Similarly, we should do the same for mis-sorts. Weigh mis-sorted linen before sending it back to the soil room to be re-sorted. We will then know if this is a possible factor in our stain problem.
Once we have defined and measured the issue, we can analyze our results to determine the root cause and take corrective action to improve the situation. Ideally, depending on your product mix, stain should not exceed 3-4%. Mis-sort should be in the 2% range.
If your rates exceed these benchmarks, determine if something in your process has changed. Do you have new employees in soil sort? This may cause increased mis-sorts and can be addressed with increased training. Are you entering the warmer summer months and if so, has your chemical rep added a mildewcide to your wash chemistry? This may be a source of increased stain rates which can now be addressed.
Most importantly, measure before implementing a change and measure after implementing the change. Only with good data can we accurately assess the effectiveness of our actions.
It is also helpful to analyze your rewash/reclaim process. Expect to see reclaim in the 85% to 90% range after stain washing. If your reclaim rates fall below this level, contact your chemical rep for assistance.
Additionally, audit stain loads before processing to confirm that passable product is not being rejected as stain. It is not uncommon for acceptable product or wrinkle to end up in the stain loads, which will cause a perceived increase.

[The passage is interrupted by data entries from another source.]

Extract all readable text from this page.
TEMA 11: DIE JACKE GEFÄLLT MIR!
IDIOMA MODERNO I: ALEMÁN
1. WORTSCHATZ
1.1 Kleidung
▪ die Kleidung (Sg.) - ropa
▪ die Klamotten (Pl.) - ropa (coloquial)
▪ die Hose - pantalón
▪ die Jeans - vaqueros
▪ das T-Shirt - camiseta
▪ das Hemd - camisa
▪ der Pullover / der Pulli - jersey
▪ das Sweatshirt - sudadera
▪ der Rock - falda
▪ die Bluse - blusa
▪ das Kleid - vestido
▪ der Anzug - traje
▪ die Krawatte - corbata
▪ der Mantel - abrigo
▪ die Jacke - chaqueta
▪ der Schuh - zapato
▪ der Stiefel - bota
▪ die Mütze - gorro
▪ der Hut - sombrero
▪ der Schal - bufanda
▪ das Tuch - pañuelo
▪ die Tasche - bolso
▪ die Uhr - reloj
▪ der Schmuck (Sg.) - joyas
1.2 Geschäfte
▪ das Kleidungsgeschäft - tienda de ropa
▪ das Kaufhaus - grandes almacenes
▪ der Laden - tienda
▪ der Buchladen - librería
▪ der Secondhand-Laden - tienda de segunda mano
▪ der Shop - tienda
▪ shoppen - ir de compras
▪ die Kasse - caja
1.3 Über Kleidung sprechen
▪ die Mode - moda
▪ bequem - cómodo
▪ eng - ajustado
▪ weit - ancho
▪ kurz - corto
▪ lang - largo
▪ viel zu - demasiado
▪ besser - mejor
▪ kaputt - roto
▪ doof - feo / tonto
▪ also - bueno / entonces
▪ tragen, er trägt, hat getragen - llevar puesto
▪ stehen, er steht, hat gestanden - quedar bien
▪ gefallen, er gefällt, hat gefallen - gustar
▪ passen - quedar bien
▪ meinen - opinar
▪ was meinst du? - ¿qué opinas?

Finally, confirm that bad product that does not reclaim after stain washing is removed from circulation. Again, it is not uncommon for reject items to be repeatedly thrown into stain wash creating the proverbial “stain merry go round.”
Only by establishing solid initial baseline measurements and then measuring our results after implementing changes can we be sure that our efforts are successful allowing us to control our costs and provide our customers with the highest quality service.